Adding to these challenging conditions was another week which saw a few more “explosions” and “implosions” – abrupt, significant price adjustments arising from news-driven events that caught otherwise well-informed institutional investors completely by surprise. Most of those incidents last week were detrimental, but none occurred among Level 1 stocks.
Despite tough conditions, we are still far outperforming passive investors. Compare the number of current double-digit gains in the list below, plus all previously closed productive trades, with the return for buy-and-hold investors of only +2.1%, as measured by the benchmark S&P500 Index 31 weeks into the year.
Highlights: Only 3 new weekly highs in recent positions. Long double-digit gains in AKAO +13% and CARA +88% in just 6 weeks – those of you with this single position have out-earned passive investors by 40 times. In 6 weeks.
9 new weekly lows despite rising sentiments.
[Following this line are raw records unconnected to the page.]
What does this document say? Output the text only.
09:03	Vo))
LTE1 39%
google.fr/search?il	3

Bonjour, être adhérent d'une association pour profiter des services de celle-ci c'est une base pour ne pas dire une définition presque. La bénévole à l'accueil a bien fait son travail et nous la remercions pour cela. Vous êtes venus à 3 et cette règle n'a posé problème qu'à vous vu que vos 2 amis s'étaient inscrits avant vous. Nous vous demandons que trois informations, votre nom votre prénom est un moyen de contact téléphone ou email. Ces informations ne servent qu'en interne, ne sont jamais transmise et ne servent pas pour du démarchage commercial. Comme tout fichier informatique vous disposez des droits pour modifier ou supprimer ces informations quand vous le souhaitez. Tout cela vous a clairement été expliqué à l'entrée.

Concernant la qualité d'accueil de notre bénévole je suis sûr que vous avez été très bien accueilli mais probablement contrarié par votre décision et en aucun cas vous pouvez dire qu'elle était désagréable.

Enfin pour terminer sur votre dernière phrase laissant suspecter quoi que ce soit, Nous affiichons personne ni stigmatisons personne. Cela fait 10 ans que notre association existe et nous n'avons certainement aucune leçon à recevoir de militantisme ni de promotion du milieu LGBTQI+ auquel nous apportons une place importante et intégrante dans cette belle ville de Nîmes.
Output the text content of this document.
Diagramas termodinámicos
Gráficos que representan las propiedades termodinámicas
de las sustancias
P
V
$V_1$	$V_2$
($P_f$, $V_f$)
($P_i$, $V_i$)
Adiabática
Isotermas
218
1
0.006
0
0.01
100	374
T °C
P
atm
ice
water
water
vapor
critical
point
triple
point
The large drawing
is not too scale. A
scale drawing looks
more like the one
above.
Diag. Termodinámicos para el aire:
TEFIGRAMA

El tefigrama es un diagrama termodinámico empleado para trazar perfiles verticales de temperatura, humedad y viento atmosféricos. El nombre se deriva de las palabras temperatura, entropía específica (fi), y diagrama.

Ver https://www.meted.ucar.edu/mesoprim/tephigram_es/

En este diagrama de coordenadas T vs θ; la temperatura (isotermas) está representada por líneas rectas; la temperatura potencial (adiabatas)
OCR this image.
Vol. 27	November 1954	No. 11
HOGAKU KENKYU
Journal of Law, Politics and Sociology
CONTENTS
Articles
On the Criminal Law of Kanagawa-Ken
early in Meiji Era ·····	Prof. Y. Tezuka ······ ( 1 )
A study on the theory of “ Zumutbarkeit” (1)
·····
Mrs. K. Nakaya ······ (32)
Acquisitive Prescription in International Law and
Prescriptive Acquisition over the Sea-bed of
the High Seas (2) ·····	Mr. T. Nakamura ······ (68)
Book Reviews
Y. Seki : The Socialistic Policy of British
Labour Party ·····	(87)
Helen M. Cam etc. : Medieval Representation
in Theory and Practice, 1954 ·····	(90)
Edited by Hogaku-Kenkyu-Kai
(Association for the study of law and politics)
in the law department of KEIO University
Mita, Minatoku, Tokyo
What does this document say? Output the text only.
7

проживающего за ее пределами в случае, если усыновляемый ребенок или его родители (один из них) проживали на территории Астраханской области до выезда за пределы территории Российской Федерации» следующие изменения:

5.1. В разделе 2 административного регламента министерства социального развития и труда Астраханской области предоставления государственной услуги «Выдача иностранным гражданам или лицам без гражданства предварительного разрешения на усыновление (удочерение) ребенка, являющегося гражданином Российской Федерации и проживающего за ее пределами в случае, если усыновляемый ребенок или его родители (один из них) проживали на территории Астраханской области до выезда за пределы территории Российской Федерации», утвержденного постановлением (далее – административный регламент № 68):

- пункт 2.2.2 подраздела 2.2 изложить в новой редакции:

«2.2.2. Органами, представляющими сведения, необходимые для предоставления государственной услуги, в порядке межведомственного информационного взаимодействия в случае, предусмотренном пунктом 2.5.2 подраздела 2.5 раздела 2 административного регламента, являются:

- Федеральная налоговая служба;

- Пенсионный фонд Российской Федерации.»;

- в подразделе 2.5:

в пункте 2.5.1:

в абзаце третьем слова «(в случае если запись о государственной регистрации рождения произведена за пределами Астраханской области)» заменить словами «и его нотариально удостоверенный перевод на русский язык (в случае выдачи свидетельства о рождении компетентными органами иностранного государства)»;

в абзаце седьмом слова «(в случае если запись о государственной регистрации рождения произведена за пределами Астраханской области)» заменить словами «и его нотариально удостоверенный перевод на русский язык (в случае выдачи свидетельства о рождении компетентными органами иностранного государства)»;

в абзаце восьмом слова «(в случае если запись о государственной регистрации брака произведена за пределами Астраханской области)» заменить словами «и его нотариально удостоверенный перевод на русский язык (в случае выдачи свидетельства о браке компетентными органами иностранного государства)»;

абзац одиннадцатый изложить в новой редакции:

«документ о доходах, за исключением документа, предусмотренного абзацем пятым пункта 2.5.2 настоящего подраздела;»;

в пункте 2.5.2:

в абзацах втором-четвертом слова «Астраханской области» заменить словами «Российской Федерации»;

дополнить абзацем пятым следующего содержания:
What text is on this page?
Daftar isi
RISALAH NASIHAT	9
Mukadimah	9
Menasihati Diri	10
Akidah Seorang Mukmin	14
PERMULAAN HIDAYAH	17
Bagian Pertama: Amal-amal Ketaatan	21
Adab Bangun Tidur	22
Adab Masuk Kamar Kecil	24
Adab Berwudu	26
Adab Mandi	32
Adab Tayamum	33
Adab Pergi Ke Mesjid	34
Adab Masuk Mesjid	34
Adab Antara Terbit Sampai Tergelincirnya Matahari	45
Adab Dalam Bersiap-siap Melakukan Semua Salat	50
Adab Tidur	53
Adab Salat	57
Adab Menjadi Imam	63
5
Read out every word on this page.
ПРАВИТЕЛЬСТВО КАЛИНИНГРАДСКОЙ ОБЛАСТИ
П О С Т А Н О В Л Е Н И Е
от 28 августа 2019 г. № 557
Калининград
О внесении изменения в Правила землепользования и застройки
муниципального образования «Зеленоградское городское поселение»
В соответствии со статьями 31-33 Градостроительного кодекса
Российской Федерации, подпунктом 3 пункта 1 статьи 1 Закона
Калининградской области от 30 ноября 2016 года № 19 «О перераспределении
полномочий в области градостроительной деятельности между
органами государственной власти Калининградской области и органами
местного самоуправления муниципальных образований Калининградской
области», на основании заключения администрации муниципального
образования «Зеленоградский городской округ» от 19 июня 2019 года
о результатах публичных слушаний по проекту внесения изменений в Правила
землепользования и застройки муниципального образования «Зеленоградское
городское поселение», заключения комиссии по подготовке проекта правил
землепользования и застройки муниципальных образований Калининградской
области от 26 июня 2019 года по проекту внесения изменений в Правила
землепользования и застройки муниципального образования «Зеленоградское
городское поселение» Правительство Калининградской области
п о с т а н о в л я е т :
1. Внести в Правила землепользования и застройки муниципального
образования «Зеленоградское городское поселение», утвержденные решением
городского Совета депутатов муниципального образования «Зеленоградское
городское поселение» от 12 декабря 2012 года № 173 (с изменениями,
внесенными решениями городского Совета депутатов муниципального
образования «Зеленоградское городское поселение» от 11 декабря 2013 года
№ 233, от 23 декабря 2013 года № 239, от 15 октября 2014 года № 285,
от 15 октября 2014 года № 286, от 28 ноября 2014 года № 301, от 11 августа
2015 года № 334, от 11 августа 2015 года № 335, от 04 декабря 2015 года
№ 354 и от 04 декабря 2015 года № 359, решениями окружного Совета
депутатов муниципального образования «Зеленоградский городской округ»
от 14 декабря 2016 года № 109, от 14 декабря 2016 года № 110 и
Double-digit short gains in BAS +27%, CVTI +25%, ECA +39%, ERF +31%, PDS +24%, SEAS +17%, SFUN +12%, TKMR +15% and VICR +27%. Locking in a gain of +13.6% in PDFS.
Stock list changes: For those of you holding a short position in TKMR – look for your position under Arbutus Biopharma (ABUS) beginning this week as TKMR has merged with another company and the combined entity undergoes a name change.